The world today is undergoing such a dramatic and impressive shift that it can cause giddy euphoric moments of pure joy to the people analyzing it (ok, just me then). In a move that empowers consumers unlike any time before it, everything is going back to the basics — back to what should have defined capitalism to begin with.

All of the old-school marketing, economic theory, intellectual property and copyright law, digital rights management etc. are gone. Everything is starting from scratch again. Everything is open to debate, and everything is being debated as you read this in blogs, podcasts and wikis all over the world.

Except…. none of us are getting involved! Now! When — more than ever — we have platforms available for Pakistanis to be recognized in the global stage of intellectual debate, we still live with pre-determined perceptions of our future.

Our MBA grads are still coming out of schools trained in 15 year old theories of push-based marketing, and are expecting the world to recognize and reward that.

Our intellectuals are still only listening to people that speak synonymously to themselves.

Our business managers are still only looking around themselves in the local country to make decisions on how to compete with each other on basic business tactics such as limiting supply to inflate prices on shipments.

This follows the economics of Scarcity, and we live in a New World which follows the Economics of Abundance / Long-tail economics, economics of micro-packaging, etc.

What about the rest of the world. So who is “getting it” — who are the leading business innovators today?

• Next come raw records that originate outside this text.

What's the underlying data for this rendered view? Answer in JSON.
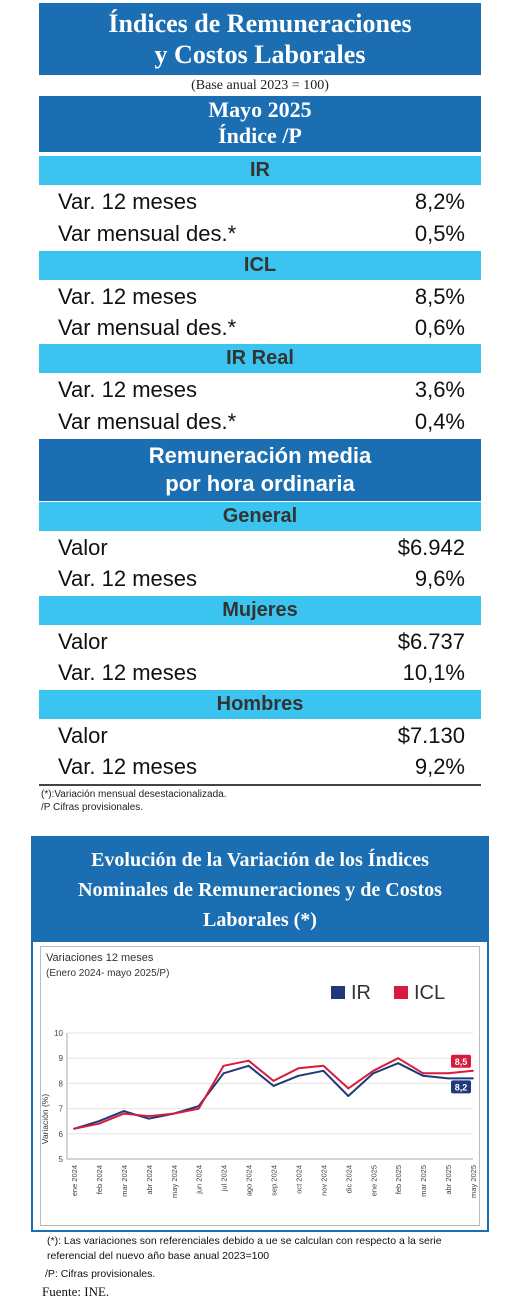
{
  "header": {
    "title_line1": "Índices de Remuneraciones",
    "title_line2": "y Costos Laborales",
    "base": "(Base anual 2023 = 100)",
    "period": "Mayo 2025",
    "index_label": "Índice /P"
  },
  "ir": {
    "title": "IR",
    "rows": [
      {
        "label": "Var. 12 meses",
        "value": "8,2%"
      },
      {
        "label": "Var mensual des.*",
        "value": "0,5%"
      }
    ]
  },
  "icl": {
    "title": "ICL",
    "rows": [
      {
        "label": "Var. 12 meses",
        "value": "8,5%"
      },
      {
        "label": "Var mensual des.*",
        "value": "0,6%"
      }
    ]
  },
  "ir_real": {
    "title": "IR Real",
    "rows": [
      {
        "label": "Var. 12 meses",
        "value": "3,6%"
      },
      {
        "label": "Var mensual des.*",
        "value": "0,4%"
      }
    ]
  },
  "remuneracion": {
    "title_line1": "Remuneración media",
    "title_line2": "por hora ordinaria",
    "general": {
      "title": "General",
      "rows": [
        {
          "label": "Valor",
          "value": "$6.942"
        },
        {
          "label": "Var. 12 meses",
          "value": "9,6%"
        }
      ]
    },
    "mujeres": {
      "title": "Mujeres",
      "rows": [
        {
          "label": "Valor",
          "value": "$6.737"
        },
        {
          "label": "Var. 12 meses",
          "value": "10,1%"
        }
      ]
    },
    "hombres": {
      "title": "Hombres",
      "rows": [
        {
          "label": "Valor",
          "value": "$7.130"
        },
        {
          "label": "Var. 12 meses",
          "value": "9,2%"
        }
      ]
    }
  },
  "notes": {
    "note1": "(*):Variación mensual desestacionalizada.",
    "note2": "/P Cifras provisionales."
  },
  "chart_title": {
    "line1": "Evolución de la Variación de los Índices",
    "line2": "Nominales de Remuneraciones y de Costos",
    "line3": "Laborales (*)"
  },
  "chart_data": {
    "type": "line",
    "subtitle": "Variaciones 12 meses",
    "subtitle2": "(Enero 2024- mayo 2025/P)",
    "ylabel": "Variación (%)",
    "xlabel": "",
    "ylim": [
      5,
      10
    ],
    "yticks": [
      5,
      6,
      7,
      8,
      9,
      10
    ],
    "grid": true,
    "legend_position": "top-right",
    "categories": [
      "ene 2024",
      "feb 2024",
      "mar 2024",
      "abr 2024",
      "may 2024",
      "jun 2024",
      "jul 2024",
      "ago 2024",
      "sep 2024",
      "oct 2024",
      "nov 2024",
      "dic 2024",
      "ene 2025",
      "feb 2025",
      "mar 2025",
      "abr 2025",
      "may 2025"
    ],
    "series": [
      {
        "name": "IR",
        "color": "#1f3a7a",
        "values": [
          6.2,
          6.5,
          6.9,
          6.6,
          6.8,
          7.1,
          8.4,
          8.7,
          7.9,
          8.3,
          8.5,
          7.5,
          8.4,
          8.8,
          8.3,
          8.2,
          8.2
        ],
        "end_label": "8,2"
      },
      {
        "name": "ICL",
        "color": "#d81b3c",
        "values": [
          6.2,
          6.4,
          6.8,
          6.7,
          6.8,
          7.0,
          8.7,
          8.9,
          8.1,
          8.6,
          8.7,
          7.8,
          8.5,
          9.0,
          8.4,
          8.4,
          8.5
        ],
        "end_label": "8,5"
      }
    ]
  },
  "footnotes": {
    "line1": "(*): Las variaciones son referenciales debido a ue se calculan con respecto a la serie",
    "line2": "referencial del nuevo año base anual 2023=100",
    "line3": "/P: Cifras provisionales.",
    "source": "Fuente: INE."
  }
}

Interestingly enough, its the same people.

Dell recognizes that consumers are the biggest influencers of business success today in the world of Prosumerism and community-driven products. As a result, the company has started a blog to share ideas directly with customers in Direct2Dell, and even allows its customers to give products ideas to them with Dell IdeaStorm

Does this work? Go to Idea Storm and look for yourself. In short, now the customers of Dell are telling them what products to make, what features to add, how to package them. Dell gets immediate forecasted demand and reduced risk on planning new product features, and all they have to do is make the products their customers want.

Brilliant! Surely these people have a lot to teach about the black art of innovation.

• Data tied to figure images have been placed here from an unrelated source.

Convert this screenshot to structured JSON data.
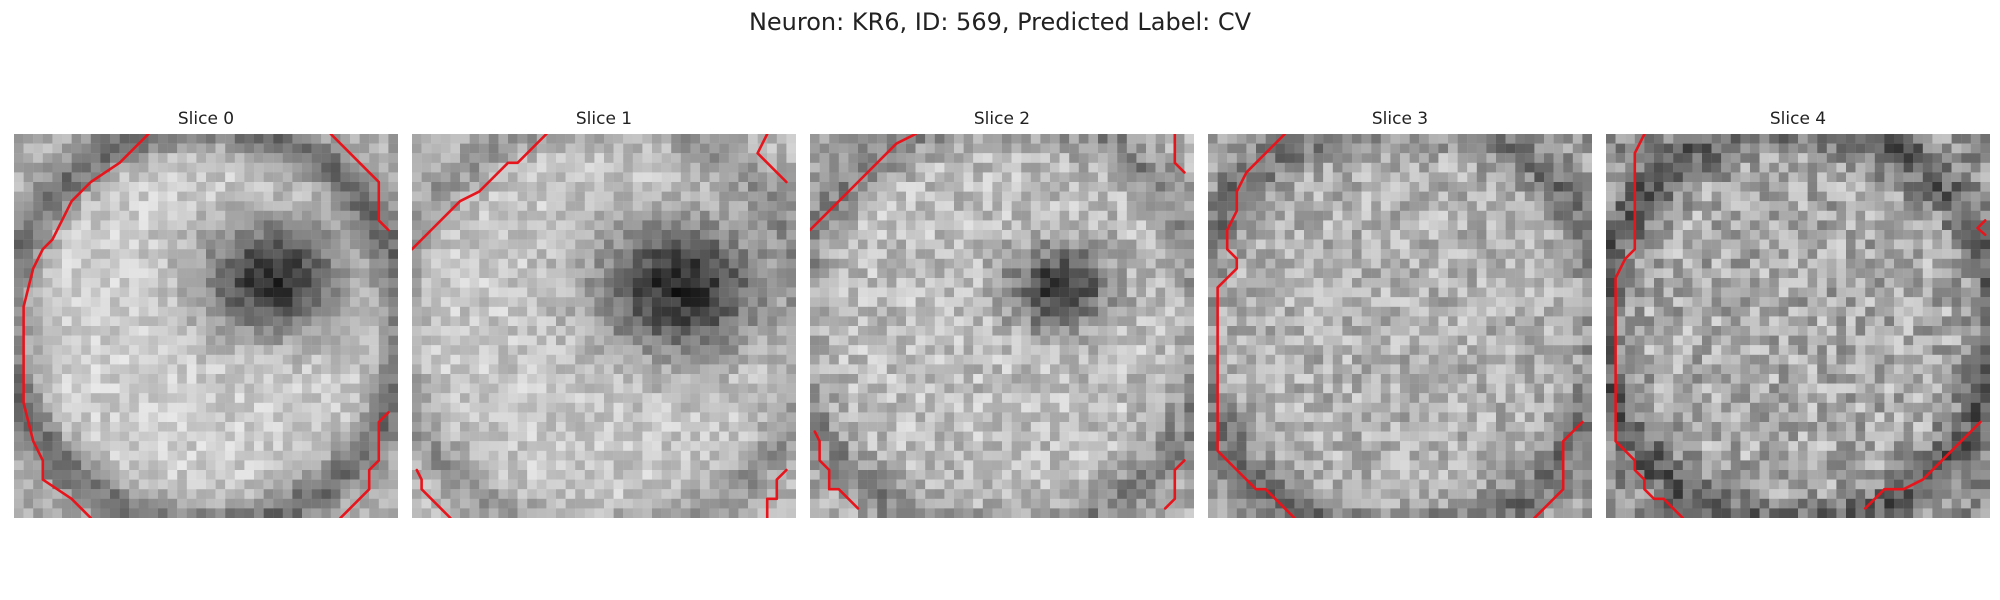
{
  "figure": {
    "title": "Neuron: KR6, ID: 569, Predicted Label: CV"
  },
  "panels": [
    {
      "title": "Slice 0",
      "image": "grayscale-ring-slice",
      "contour_color": "#e8141c"
    },
    {
      "title": "Slice 1",
      "image": "grayscale-ring-slice",
      "contour_color": "#e8141c"
    },
    {
      "title": "Slice 2",
      "image": "grayscale-ring-slice",
      "contour_color": "#e8141c"
    },
    {
      "title": "Slice 3",
      "image": "grayscale-ring-slice",
      "contour_color": "#e8141c"
    },
    {
      "title": "Slice 4",
      "image": "grayscale-ring-slice",
      "contour_color": "#e8141c"
    }
  ]
}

And oh yea, Walmart is at it too.

Walmart recognizes that the new-age distribution economies depend on micro-packaging of media as opposed to bulk pushing. With more and more consumers looking for the media they want, when they want it, and how they want it, and at the exact moment they think of it, Walmart has started a completely online movie purchase store.

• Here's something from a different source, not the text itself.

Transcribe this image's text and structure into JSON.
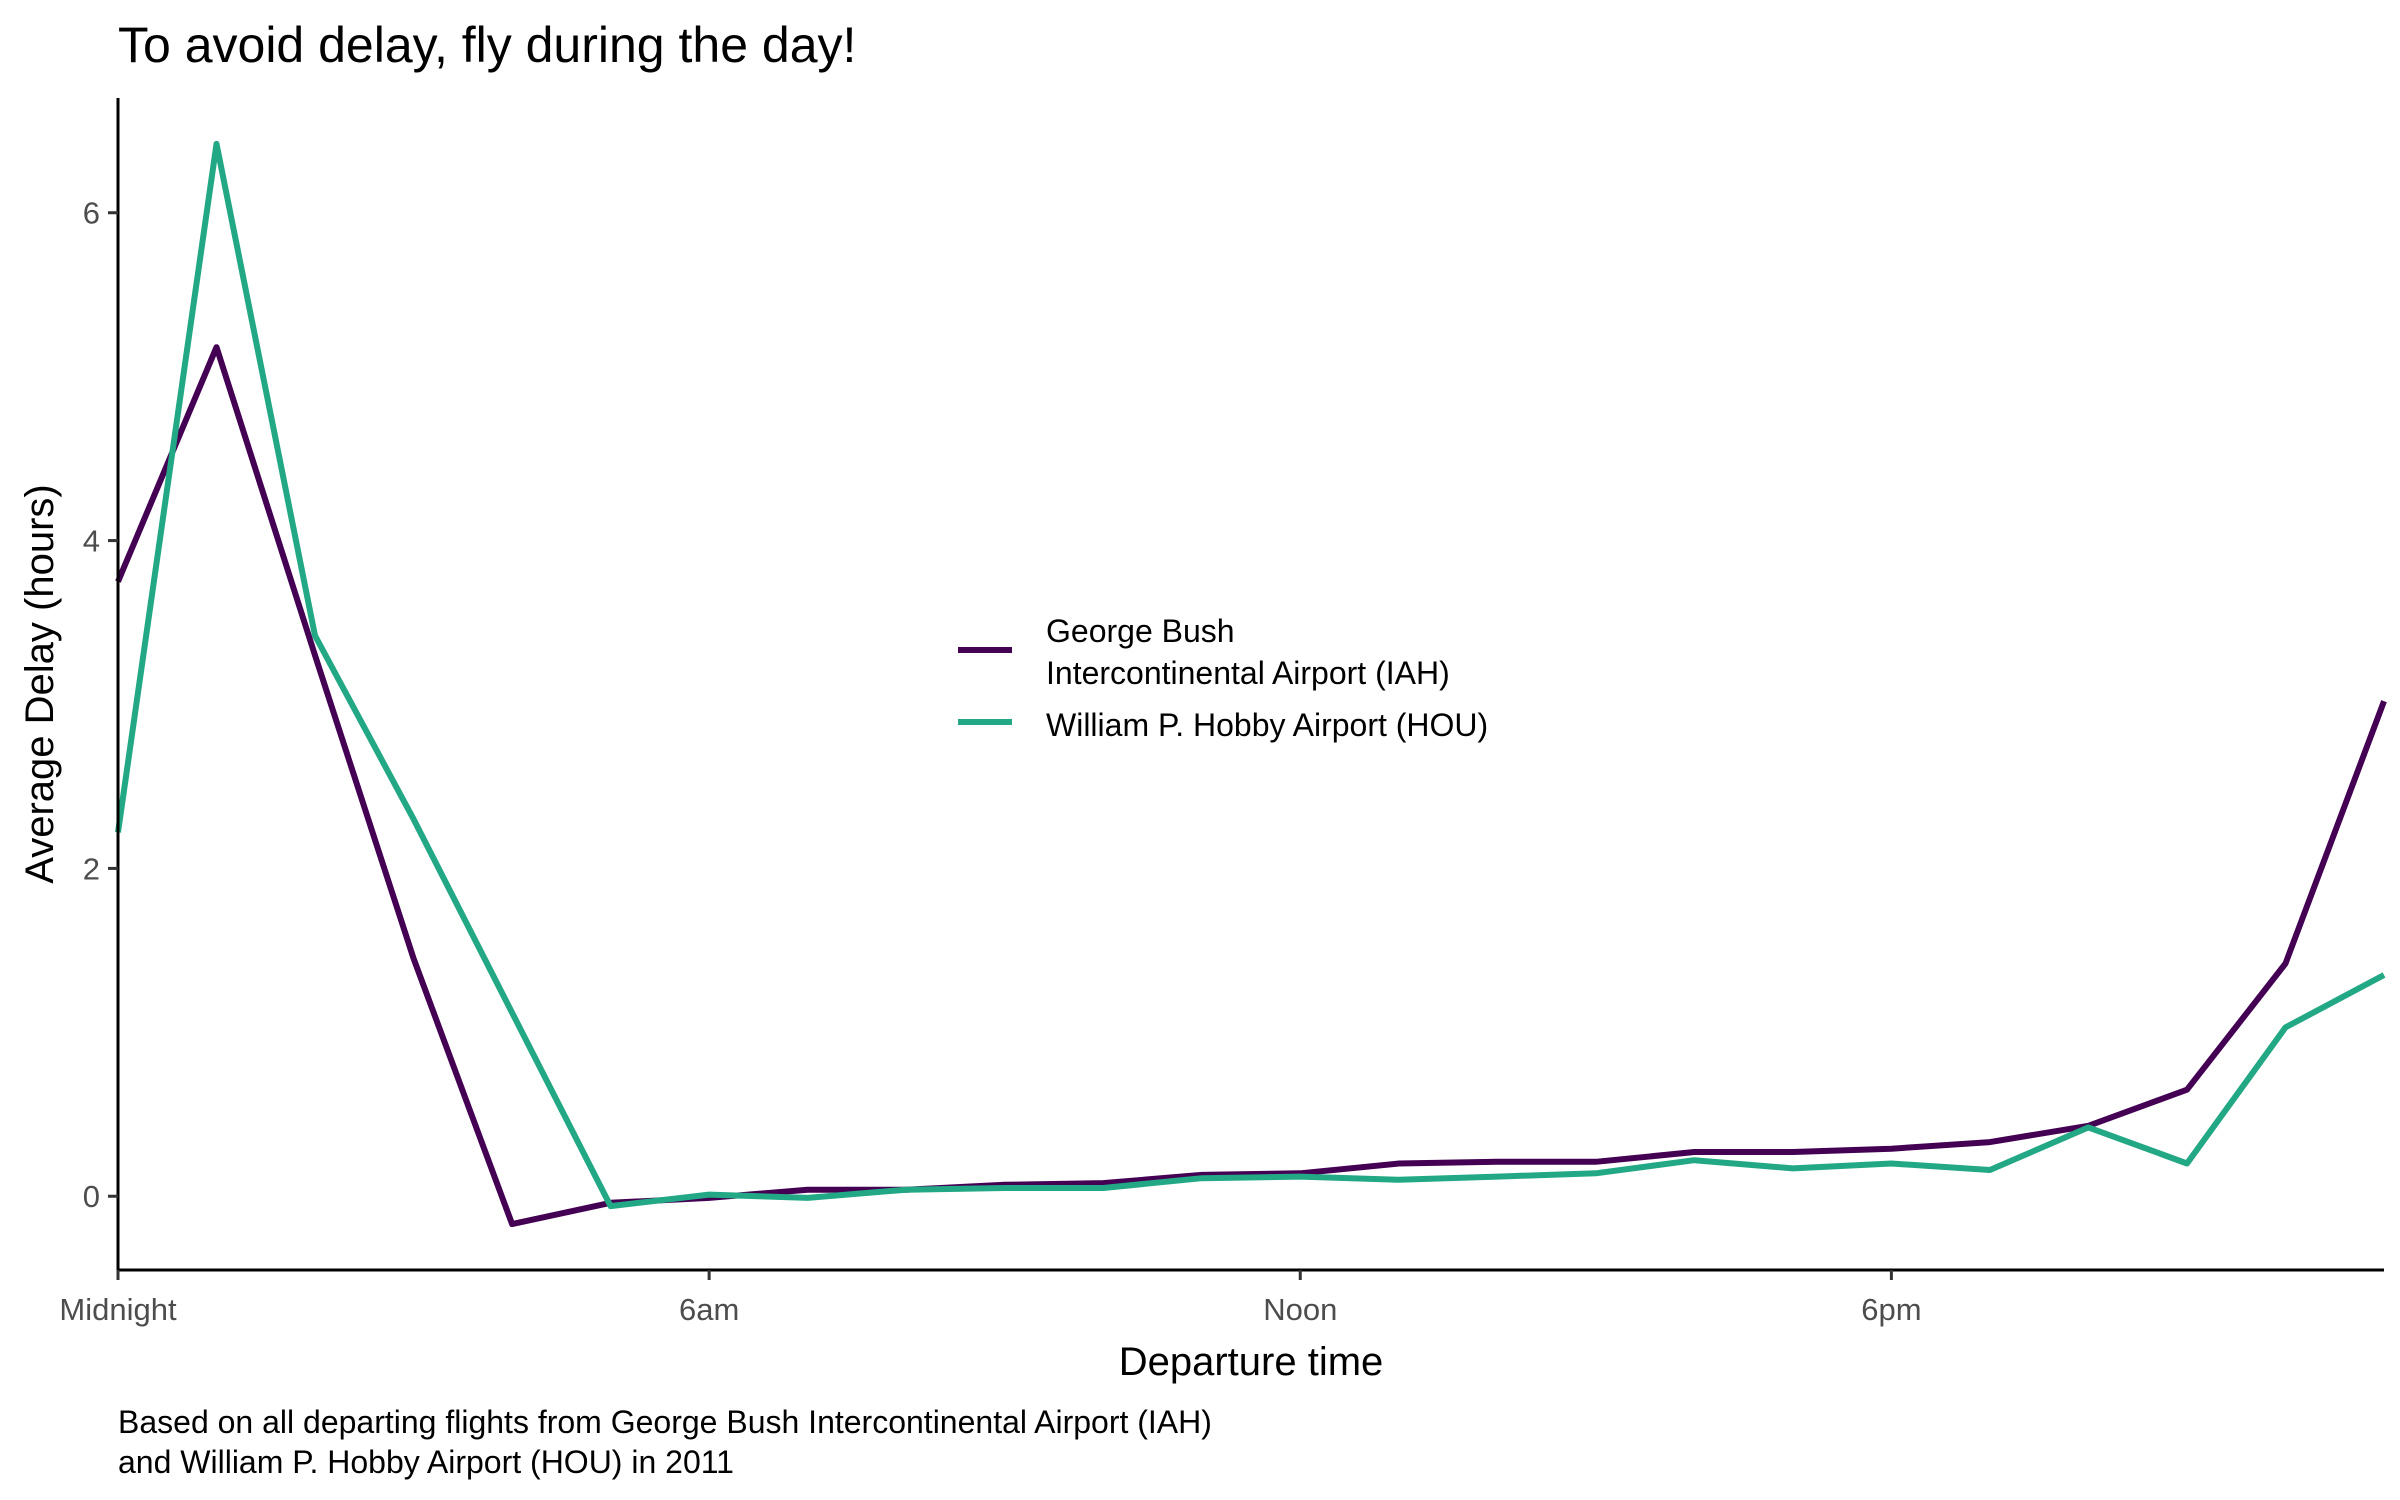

There are a whole lot more people getting on the bandwagon this time, including the Wall Street Journal, TV gurus such as Michael Eisner, NBC and many others.

Even though some or a lot of these decisions look dumb at the moment, they could very well lead the pack with the calculated risks taken.

The interesting thing is, these innovative changes do not require $$MMs of investment in time or money — they are even less costly than the shady games of limiting supply and pushing political pressure on each other.

So instead of doing those, why dont we all just get together, integrate horizontally and push our business onto the world together?